Death, whilst expected, is nonetheless difficult. We have poor response to grief, either in ourselves or others. When faced with a person who has lost their partner or child, we are more likely evade the conversation, cross the street, or make banal and pointless comments about the weather or anything, anything but the reality of asking how the grieving process is going.
We often see death as a reminder of our own imminent death. The feeling of panic about not having loved enough, saved enough, travelled enough, been grateful enough is too much to bear, so we put it aside and worry about the mundane daily process instead.
When faced with death in our immediate family, it is often made more difficult by either the process which must be met to eradicate their living, in terms of paperwork and wills and probate. And then after this is done, you still go to turn to them to laugh about some inane encounter and no, they are not there. They will never be there.
You can talk to the ether. You can write to them. You can pretend that they can still hear you. This may help, but there is still a person shaped space in your heart, which will never be filled. In some ways, this hole helps to shape you as a person. You can build around the space. You learn to see things in a way from the perspective of someone who has lost a love, a bolster, a friend. You gain perspective by wrapping your new life, your life which now lacks that person, and you lay your experiences around that space, but that empty space will always be there.
It is possible that as we grow older, we are made up more of empty spaces than substance, and our skill is of making the spaces line up neatly enough to allow us to gain strength from the new engineering of life over spaces.

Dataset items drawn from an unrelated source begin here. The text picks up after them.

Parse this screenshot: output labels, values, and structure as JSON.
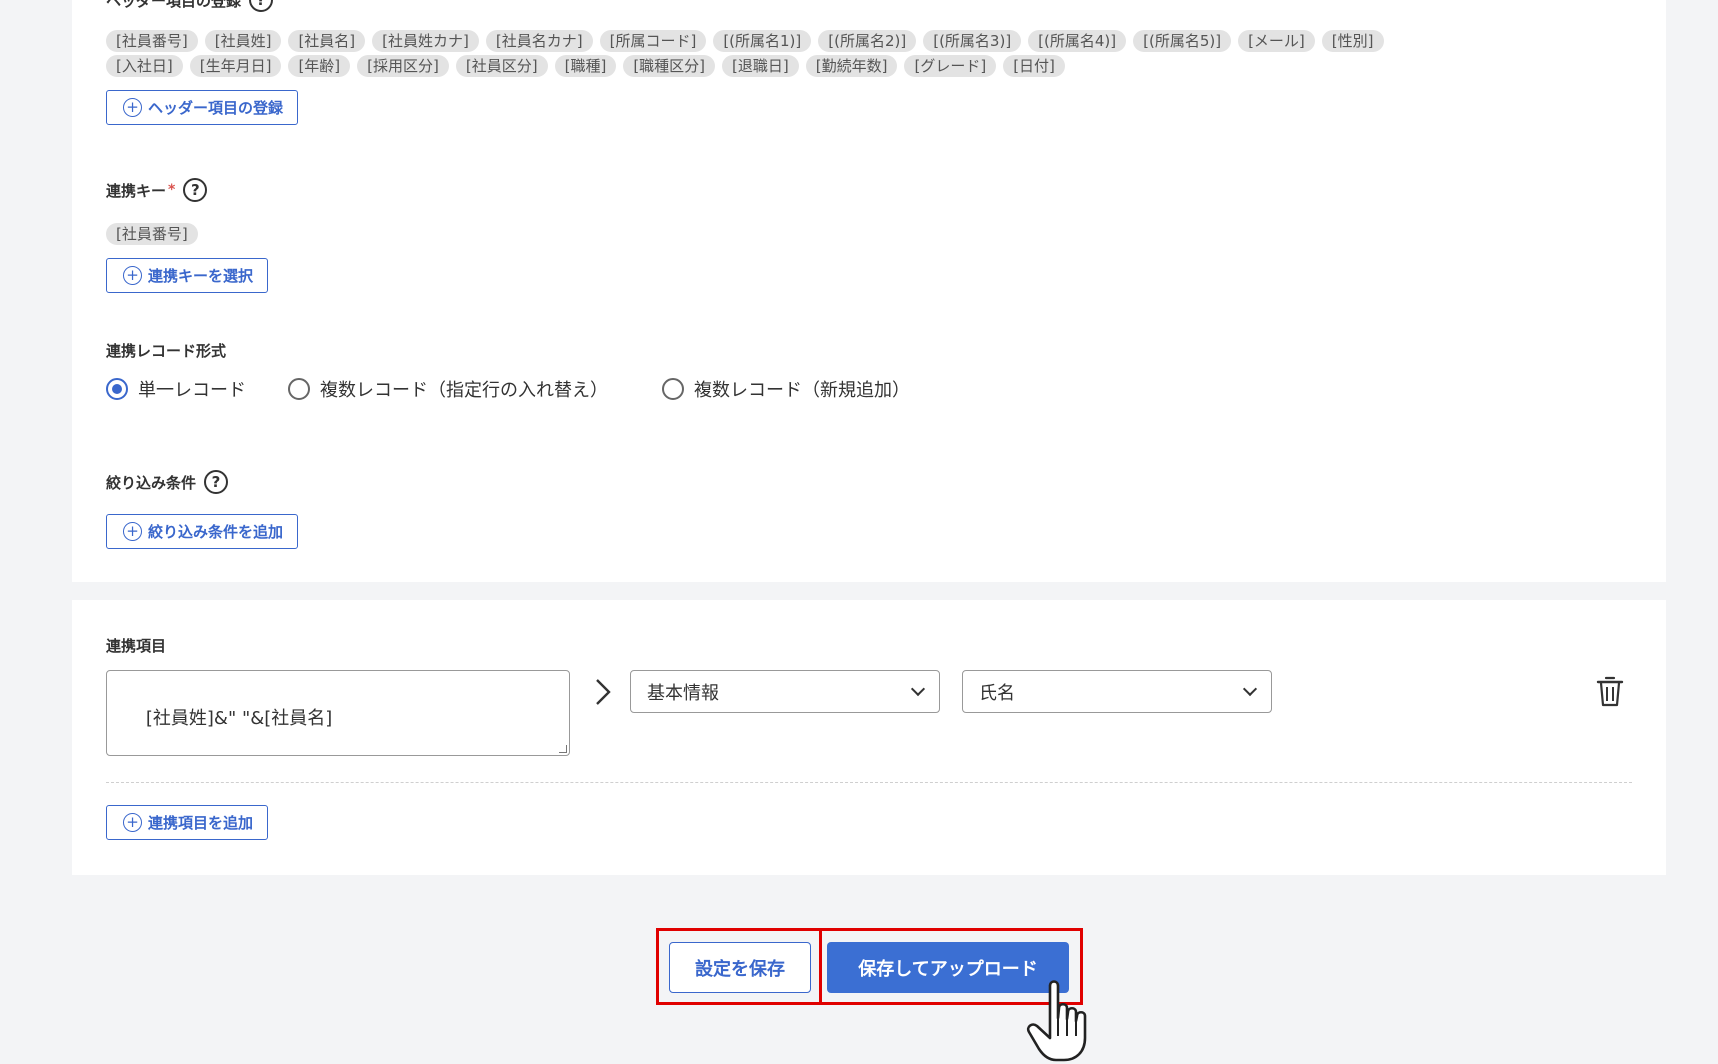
{
  "header_section": {
    "label": "ヘッダー項目の登録",
    "chips_row1": [
      "[社員番号]",
      "[社員姓]",
      "[社員名]",
      "[社員姓カナ]",
      "[社員名カナ]",
      "[所属コード]",
      "[(所属名1)]",
      "[(所属名2)]",
      "[(所属名3)]",
      "[(所属名4)]",
      "[(所属名5)]",
      "[メール]",
      "[性別]"
    ],
    "chips_row2": [
      "[入社日]",
      "[生年月日]",
      "[年齢]",
      "[採用区分]",
      "[社員区分]",
      "[職種]",
      "[職種区分]",
      "[退職日]",
      "[勤続年数]",
      "[グレード]",
      "[日付]"
    ],
    "register_button": "ヘッダー項目の登録"
  },
  "link_key": {
    "label": "連携キー",
    "required_mark": "*",
    "chips": [
      "[社員番号]"
    ],
    "select_button": "連携キーを選択"
  },
  "record_format": {
    "label": "連携レコード形式",
    "options": [
      {
        "label": "単一レコード",
        "selected": true
      },
      {
        "label": "複数レコード（指定行の入れ替え）",
        "selected": false
      },
      {
        "label": "複数レコード（新規追加）",
        "selected": false
      }
    ]
  },
  "filter": {
    "label": "絞り込み条件",
    "add_button": "絞り込み条件を追加"
  },
  "link_items": {
    "label": "連携項目",
    "expression": "[社員姓]&\" \"&[社員名]",
    "category_select": "基本情報",
    "field_select": "氏名",
    "add_button": "連携項目を追加"
  },
  "footer": {
    "save_settings": "設定を保存",
    "save_and_upload": "保存してアップロード"
  },
  "colors": {
    "accent": "#3b6fd3",
    "highlight": "#e00000",
    "chip_bg": "#e3e3e3",
    "page_bg": "#f3f4f6"
  }
}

But for some, the spaces become gaps, and it becomes harder to bridge the chasms in loss. The feeling of what you have lost becomes more than the appreciation of what you had, and what else you can become.
Death often brings home the sense of loss. We create drama from the lack of what might have been. We need to accept that life was always going to end, and be more grateful for the days which we have had, and worry less about the days which were untimely erased.
There have been deaths around my life of late, and I found myself so terribly sad for those left behind. Those who had no chance to say goodbye, to second guess the need to leave with grace and love, instead of casual fleeting rushed life.
I also realise that I feel so terribly inadequate in knowing how to manage to express my compassion for the loss of someone who is overwhelmed by their loss. Our culture has nothing practiced for this. We offer tea. Or wine. We send a card. Avoid conversation. Speak softly. Offer tissues. We are too afraid to ask “are you ok?” as we all know that when you ask that, everyone goes to pieces. And we know that they are not ok, so it seems pointless to ask anyway.
The thing is, we all need to care. We need to say that we are feeling broken hearted for the loss of those left behind. Even just to offer the truthfulness of “I don’t what to say, but I care enough to want to ask what I can do to help” is better than doing nothing and avoiding facing grief.
Be brave. Be helpful. Be a little gauche but be honest. Be graceful in retreat when told to, and be available when needed. Be present. Be sad. Cry. Wail a little. Recognise how lucky we were to have had that person in our lives at all. Be grateful that we are still alive for another day. And start to build strength around the space in your heart.